Posted by: Chris White on March 1, 2009 8:06 PM

Chris White:
Yes, ricpic, better to create rxclusive gated communities and festering ghettos which, upon the installation of a government with the proper view about the role of the underclasses, can be firebombed.

I'm quite happy to live amongst the underclass--in fact I do--provided they behave. If not, I say bring on the firebombing. But then again I'm happy to firebomb the rich if they don't behave properly.

And yes, I set the standards.

Posted by: slumlord on March 1, 2009 10:11 PM

"...exclusive gated communities and festering ghettos..."

Gated communities spring up for a reason. They are a response to the resurgence of barbarism. There are no ghettos. If there were it would be a good thing. Instead, the barbarians now live everywhere, roam everywhere, are minimally policed, and aggressively spread the blessings of their lifestyle into the civilized or at least civil population, whose only recourse is to cower behind a gate. All, all of it brought to us by you, the progressives.

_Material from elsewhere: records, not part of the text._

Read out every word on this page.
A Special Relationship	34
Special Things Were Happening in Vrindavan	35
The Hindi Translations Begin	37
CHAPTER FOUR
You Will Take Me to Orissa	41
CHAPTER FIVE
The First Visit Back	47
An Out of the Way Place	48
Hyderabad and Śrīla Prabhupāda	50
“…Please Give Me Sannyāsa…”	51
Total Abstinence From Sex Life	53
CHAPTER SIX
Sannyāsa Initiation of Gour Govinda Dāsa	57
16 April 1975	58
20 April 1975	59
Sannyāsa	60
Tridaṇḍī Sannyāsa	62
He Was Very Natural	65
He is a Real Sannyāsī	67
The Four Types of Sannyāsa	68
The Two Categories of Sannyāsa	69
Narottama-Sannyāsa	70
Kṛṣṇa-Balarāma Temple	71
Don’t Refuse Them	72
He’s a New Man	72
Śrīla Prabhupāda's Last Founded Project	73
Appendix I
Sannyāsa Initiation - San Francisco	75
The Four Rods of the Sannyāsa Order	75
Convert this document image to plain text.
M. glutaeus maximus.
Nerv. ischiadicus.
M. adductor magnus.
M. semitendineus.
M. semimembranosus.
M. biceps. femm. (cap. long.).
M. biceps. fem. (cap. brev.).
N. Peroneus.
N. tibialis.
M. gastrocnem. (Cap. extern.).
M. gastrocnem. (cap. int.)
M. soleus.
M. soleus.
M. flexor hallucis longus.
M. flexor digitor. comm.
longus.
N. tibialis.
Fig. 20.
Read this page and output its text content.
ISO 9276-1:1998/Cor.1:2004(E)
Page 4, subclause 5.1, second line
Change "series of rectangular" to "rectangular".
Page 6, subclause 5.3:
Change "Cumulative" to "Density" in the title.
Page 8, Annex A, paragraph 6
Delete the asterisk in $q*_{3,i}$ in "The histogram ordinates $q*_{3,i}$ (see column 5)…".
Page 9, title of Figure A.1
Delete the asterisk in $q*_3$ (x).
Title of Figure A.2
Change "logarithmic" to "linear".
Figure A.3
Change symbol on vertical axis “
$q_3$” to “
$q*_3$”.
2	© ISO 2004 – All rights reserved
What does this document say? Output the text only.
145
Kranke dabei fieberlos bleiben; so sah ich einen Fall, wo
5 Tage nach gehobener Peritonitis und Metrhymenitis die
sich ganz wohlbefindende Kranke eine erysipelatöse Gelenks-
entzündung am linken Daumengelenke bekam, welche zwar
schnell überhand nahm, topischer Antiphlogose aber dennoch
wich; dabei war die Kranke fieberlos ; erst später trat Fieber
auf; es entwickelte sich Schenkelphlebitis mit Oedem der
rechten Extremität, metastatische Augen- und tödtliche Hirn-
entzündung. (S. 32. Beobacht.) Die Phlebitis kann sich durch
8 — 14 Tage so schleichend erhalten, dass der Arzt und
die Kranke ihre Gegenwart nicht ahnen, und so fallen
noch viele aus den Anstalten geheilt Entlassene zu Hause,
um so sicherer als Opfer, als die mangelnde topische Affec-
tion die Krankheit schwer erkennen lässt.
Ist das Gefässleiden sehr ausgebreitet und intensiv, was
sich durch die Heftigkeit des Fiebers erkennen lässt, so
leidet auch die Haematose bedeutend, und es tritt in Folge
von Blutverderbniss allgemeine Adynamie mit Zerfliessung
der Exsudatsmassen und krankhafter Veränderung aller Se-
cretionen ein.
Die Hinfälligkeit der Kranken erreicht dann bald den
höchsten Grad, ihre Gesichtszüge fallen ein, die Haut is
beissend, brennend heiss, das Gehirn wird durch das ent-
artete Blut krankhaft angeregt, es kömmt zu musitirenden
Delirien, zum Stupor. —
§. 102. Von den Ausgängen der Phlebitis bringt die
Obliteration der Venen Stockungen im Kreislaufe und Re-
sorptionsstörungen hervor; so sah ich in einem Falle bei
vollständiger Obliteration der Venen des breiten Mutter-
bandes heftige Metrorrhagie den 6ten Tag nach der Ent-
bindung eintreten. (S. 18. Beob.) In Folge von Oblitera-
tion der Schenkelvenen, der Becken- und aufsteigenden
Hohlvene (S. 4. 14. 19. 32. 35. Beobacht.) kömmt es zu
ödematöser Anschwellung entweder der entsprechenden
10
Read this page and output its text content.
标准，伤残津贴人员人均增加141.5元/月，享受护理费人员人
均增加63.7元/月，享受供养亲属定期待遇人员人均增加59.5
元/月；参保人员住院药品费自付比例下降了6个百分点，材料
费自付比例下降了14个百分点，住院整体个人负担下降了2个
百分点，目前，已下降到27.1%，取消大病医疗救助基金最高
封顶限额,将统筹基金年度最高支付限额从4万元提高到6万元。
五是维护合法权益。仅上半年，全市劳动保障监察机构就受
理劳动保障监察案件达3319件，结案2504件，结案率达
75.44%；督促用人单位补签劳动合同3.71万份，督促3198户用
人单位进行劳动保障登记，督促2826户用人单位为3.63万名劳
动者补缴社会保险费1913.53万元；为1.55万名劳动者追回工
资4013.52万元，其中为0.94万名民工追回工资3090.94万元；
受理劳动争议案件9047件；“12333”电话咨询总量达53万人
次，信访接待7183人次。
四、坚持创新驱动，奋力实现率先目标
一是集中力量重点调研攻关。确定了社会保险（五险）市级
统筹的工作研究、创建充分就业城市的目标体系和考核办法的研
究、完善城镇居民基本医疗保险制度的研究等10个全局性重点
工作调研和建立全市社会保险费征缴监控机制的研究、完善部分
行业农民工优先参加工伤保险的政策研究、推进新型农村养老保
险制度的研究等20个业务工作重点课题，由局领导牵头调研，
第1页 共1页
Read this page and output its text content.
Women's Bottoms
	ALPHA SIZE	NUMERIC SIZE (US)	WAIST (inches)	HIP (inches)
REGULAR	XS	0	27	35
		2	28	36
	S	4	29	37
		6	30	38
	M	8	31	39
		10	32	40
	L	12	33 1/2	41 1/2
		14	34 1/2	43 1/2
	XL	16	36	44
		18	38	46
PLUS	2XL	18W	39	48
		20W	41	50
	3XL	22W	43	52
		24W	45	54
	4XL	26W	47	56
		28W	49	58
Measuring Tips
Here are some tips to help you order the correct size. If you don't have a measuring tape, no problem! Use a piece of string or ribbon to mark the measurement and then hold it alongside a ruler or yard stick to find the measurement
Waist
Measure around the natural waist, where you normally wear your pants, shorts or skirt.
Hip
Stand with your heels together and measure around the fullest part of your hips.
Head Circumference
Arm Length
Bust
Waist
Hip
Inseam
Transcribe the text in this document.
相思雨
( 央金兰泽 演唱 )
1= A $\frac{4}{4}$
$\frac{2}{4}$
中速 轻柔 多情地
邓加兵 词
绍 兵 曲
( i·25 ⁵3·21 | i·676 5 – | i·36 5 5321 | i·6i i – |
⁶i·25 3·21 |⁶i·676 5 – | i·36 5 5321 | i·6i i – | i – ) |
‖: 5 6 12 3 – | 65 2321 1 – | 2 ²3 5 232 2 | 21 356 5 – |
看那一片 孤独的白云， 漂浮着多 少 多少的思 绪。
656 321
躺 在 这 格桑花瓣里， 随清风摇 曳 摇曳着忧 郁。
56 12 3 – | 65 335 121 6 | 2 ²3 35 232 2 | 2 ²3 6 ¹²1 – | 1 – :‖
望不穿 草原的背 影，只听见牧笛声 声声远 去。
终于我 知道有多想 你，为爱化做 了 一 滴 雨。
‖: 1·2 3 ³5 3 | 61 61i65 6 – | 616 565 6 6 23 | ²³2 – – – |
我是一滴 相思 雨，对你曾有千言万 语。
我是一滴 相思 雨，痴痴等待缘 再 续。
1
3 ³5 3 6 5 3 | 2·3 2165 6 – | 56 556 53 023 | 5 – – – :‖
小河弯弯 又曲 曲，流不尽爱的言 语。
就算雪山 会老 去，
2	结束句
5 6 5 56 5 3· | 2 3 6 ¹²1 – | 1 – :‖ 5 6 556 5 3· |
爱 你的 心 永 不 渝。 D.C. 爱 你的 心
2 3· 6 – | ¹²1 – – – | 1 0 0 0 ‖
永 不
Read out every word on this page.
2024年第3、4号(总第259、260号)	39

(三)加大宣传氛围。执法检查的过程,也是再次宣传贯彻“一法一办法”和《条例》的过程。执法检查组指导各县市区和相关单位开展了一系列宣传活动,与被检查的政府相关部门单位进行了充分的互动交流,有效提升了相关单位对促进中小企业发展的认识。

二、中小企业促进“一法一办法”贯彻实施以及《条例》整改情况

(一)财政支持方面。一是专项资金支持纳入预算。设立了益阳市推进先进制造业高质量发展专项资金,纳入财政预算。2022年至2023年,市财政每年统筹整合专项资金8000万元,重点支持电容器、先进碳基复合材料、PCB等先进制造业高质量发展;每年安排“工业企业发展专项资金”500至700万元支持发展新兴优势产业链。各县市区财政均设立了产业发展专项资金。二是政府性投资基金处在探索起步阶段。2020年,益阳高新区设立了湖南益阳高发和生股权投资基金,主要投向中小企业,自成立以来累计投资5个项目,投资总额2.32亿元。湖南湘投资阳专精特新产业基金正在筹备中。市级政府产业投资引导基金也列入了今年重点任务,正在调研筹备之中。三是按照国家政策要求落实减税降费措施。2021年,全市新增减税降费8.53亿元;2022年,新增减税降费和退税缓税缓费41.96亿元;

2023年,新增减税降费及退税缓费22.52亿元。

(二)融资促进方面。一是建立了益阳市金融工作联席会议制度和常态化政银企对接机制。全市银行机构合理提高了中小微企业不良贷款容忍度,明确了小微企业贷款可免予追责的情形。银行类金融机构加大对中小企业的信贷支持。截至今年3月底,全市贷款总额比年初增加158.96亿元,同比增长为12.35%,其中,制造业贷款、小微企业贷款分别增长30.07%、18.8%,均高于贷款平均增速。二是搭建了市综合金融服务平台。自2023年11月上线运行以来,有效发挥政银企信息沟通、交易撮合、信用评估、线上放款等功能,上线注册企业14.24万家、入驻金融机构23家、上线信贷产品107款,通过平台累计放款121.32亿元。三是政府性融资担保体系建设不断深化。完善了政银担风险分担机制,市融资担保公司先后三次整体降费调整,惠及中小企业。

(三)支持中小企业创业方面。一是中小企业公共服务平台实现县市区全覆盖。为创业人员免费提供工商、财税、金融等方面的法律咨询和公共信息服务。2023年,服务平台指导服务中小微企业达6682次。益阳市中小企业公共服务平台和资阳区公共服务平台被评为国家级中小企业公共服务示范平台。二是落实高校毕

Posted by: ricpic on March 2, 2009 9:40 AM

The SPLC building says a good deal about the souls, or lack thereof, of its bosses. It is entirely appropriate for what SPLC has evolved into, a shakedown shop of race-hustling lily-white trial lawyers.

Posted by: thaprof on March 2, 2009 10:02 AM

It is depressing that even a thread on architectural styles becomes an excuse for ... well, we mustn't call them racists because that is so PC ... hmm, what does one call folks who use derogatory, insulting, epithets to dismiss entire populations based on their race, religion, or level of economic achievement? Can "bigot" still be used or has that term also become too politicized? Since it has already been offered, how about we leave it at this; it is depressing that even a thread on architectural styles becomes an excuse for hooliganish dumb fucks to spout off about how much better off WE would be if only THEY were cleansed from the face of the planet.

Posted by: Chris White on March 2, 2009 1:26 PM

This decade will go down as the best since the 1920s for college and high school architecture.